Concluído, então, que o objetivo de Space Jam parece mesmo fazer uma homenagem à Warner, o saldo final é tão somente um desrespeito que serve de amálgama e lição do que há de pior na arte popular atual, que é um foco insuportável em sacadinhas imediatas, uma ventilação incessante e fatigante de estímulos visuais, efeitos alucinógenos e ritmo acelerado. Não há tributo, através disso, com os Looney, tão simbólicos para o que o estúdio se tornou, como o original, o esporte, nem Lebron. Os clássicos cartoons (que nos breves momentos que são focados em sua originalidade e animação 2D - inclusive Lebron -, protagonizam os poucos momentos genuinamente divertidos da fita), tão marcantes pela esperteza e surrealidade de seu tom, mas também imenso carisma, são cruelmente usados de artifícios descartáveis para enquadramentos que parecem mais preocupados em revelar o maior número possível de referências da Warner - em sua maioria pessoas com fantasias cospobre dos personagens. 

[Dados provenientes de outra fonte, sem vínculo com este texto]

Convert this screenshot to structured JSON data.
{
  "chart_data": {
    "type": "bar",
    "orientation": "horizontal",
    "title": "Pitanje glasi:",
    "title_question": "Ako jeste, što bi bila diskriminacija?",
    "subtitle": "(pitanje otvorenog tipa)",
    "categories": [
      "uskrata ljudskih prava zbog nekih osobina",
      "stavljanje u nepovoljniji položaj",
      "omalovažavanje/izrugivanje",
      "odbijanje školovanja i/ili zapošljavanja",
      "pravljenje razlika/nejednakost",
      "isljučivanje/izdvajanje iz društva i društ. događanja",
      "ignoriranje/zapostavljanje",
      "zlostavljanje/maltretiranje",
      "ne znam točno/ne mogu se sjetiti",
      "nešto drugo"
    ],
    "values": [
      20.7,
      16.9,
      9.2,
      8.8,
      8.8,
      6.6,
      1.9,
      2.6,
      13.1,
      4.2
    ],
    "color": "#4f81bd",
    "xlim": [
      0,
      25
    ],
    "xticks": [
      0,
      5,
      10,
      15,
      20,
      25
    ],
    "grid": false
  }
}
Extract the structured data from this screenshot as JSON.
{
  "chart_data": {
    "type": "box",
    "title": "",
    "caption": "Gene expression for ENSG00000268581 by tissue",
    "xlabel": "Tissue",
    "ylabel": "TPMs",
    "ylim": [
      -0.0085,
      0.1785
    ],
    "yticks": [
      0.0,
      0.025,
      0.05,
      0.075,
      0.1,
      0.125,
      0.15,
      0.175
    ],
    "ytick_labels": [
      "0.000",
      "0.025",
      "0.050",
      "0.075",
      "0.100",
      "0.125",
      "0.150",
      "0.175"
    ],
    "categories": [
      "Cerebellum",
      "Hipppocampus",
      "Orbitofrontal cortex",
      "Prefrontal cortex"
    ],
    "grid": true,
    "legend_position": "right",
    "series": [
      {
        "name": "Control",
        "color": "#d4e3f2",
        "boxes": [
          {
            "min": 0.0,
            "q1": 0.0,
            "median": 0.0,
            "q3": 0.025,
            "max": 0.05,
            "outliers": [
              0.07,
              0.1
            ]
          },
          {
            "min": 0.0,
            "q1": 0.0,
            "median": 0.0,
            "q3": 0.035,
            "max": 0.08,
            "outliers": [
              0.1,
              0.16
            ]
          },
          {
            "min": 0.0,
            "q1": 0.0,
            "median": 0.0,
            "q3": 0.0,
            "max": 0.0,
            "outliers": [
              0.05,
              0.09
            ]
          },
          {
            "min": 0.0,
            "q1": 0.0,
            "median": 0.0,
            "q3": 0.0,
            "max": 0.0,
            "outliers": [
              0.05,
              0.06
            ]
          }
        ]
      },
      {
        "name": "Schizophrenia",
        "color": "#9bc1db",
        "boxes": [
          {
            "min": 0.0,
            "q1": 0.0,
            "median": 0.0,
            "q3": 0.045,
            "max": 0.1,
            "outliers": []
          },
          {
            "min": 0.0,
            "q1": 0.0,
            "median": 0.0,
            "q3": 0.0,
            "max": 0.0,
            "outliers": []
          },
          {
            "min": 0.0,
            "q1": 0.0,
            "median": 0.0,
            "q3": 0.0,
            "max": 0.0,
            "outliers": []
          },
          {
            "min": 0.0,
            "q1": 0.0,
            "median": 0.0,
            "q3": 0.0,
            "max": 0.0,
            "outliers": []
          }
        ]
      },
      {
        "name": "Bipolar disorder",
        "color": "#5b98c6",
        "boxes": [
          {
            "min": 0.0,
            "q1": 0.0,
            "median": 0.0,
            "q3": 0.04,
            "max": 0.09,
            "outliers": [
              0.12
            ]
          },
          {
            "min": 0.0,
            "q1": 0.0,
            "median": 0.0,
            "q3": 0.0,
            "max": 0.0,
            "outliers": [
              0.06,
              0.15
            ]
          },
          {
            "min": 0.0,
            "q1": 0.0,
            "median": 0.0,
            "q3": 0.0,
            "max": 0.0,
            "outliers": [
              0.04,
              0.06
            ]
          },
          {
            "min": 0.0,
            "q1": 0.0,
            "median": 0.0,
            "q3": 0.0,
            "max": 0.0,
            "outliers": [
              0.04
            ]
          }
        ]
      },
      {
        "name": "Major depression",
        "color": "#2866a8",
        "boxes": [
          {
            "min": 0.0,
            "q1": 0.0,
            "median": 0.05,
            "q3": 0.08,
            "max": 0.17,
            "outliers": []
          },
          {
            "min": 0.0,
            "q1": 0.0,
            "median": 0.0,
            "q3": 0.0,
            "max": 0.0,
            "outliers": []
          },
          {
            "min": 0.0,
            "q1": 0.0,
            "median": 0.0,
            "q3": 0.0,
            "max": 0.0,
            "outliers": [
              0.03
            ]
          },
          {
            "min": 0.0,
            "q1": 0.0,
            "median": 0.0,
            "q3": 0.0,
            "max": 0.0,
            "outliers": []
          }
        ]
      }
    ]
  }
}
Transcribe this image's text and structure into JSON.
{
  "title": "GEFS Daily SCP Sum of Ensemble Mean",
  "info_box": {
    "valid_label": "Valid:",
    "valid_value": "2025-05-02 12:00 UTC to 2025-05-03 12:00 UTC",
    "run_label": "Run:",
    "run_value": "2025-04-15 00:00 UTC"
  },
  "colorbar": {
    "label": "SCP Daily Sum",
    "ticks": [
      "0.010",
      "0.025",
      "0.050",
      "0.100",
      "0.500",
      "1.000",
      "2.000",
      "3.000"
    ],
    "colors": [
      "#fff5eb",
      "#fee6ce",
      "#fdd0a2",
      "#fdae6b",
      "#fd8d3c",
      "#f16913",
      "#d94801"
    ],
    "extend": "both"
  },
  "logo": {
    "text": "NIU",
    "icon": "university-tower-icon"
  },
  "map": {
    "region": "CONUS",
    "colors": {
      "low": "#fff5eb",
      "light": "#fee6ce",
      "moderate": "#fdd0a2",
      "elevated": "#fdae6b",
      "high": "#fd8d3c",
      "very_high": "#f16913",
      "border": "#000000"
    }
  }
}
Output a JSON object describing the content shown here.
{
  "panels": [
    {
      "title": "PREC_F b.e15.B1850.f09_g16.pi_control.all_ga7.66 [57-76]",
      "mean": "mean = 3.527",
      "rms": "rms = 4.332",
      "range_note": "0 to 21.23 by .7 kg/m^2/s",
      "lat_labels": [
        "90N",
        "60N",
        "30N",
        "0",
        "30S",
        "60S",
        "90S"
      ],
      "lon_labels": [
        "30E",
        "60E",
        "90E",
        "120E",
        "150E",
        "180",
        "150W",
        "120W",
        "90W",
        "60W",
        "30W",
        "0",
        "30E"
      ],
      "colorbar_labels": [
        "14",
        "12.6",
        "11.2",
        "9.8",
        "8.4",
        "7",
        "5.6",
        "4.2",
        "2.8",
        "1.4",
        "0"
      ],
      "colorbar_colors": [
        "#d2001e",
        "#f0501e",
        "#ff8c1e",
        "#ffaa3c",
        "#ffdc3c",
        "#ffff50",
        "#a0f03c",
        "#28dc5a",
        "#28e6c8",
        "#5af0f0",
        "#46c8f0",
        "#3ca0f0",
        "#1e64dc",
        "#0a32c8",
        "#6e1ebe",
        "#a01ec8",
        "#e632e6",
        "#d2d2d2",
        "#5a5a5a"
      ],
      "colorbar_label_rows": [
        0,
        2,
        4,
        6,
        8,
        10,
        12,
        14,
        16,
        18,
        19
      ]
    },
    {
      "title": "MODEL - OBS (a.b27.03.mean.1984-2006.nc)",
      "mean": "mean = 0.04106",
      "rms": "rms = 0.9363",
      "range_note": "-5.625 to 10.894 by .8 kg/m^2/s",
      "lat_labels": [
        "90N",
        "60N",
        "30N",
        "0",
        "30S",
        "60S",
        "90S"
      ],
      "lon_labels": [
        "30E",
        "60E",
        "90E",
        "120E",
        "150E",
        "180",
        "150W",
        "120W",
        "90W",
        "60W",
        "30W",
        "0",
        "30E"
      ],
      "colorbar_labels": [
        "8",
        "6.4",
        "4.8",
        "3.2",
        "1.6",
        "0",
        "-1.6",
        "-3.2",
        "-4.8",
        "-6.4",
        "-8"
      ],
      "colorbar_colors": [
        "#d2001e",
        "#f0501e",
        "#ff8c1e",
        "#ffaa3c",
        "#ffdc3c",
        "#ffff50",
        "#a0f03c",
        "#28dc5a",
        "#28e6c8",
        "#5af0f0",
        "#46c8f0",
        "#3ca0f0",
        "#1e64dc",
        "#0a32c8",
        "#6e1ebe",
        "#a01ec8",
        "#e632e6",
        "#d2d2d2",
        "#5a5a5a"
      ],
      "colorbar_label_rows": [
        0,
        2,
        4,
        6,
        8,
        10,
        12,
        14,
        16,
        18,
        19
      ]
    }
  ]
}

Space Jam 2, criado por um algoritmo ruim tanto dentro quanto fora das telas, acaba sendo inacreditavelmente unânime em conseguir ofender quem foi ver o filme por nostalgia, por curtir o esporte, por idolatrar Lebron, amar os Looney Tunes ou buscar somente um bom entretenimento. 

2 comentários:

  1. Concordo com a crítica. Na verdade o que temos é um Space Jam sem Space Jam, igual tivemos um Mortal Kombat sem Mortal Kombat. (haha)

    Esses dias eu tava lendo sobre Space Jam e descobri que queriam continuar a franquia desde a época do primeiro, inclusive com outros esportes. O que mais chegou perto de acontecer foi 'Skate Jam' com Tony Hawk, que só foi cancelado devido ao fracasso de Looney Tunes De Volta à Ação. Talvez no fim tivesse sido menos pior que Um Novo Legado.

    ResponderExcluir
    Respostas
    1. Bah, não fazia ideia que houve essa ideia, haha. Confesso que fiquei curioso, mas o Tony Hawk e skate nunca tiveram tanto status internacional quanto basquete e MJ. Iria flopar em bilheteria, e isso que interessa pros caras.